- Publisher(s): Creative Computing
- Platform(s): Apple II
- Release: 1981
- Genre(s): Compilation

= Action & Bumping Games =

Action & Bumping Games is a collection of video games published by Creative Computing in 1981.

==Contents==
Action & Bumping Games is a package of six games for the Apple II, including Bumper Blocks, Obstacle Course, Hustle Jr., Cycle Jump, Mine Rover, and Road Machine. Three of these games were considered Hi-Res action games, and the other three are Lo-Res bumping games. Each of these games involves eye-hand coordination, and feature many difficulty levels.

==Development==
Bumper Blocks and Obstacle Course were programmed by David Lubar.

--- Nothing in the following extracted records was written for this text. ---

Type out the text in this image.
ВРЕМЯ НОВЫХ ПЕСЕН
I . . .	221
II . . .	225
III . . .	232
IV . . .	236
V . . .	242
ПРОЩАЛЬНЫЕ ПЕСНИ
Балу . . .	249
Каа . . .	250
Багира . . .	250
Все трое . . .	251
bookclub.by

Mine Rover is an early precursor to Minesweeper. Mine Rover and Road Machine were released in a 1981 compilation called Action Games with another game called Cycle Jump.

==Reception==
Forrest Johnson reviewed Action & Bumping Games in The Space Gamer No. 41. Johnson commented that "It is hard to find anything to criticize about this package. The worst I can say is, some of these games are highly addictive. God knows why we play these things - but if you enjoy arcade games, you will like these."

The Book Of Apple Computer Software 1982 said that "Overall, the game package is average in quality but nonetheless a good buy for a beginning game collector."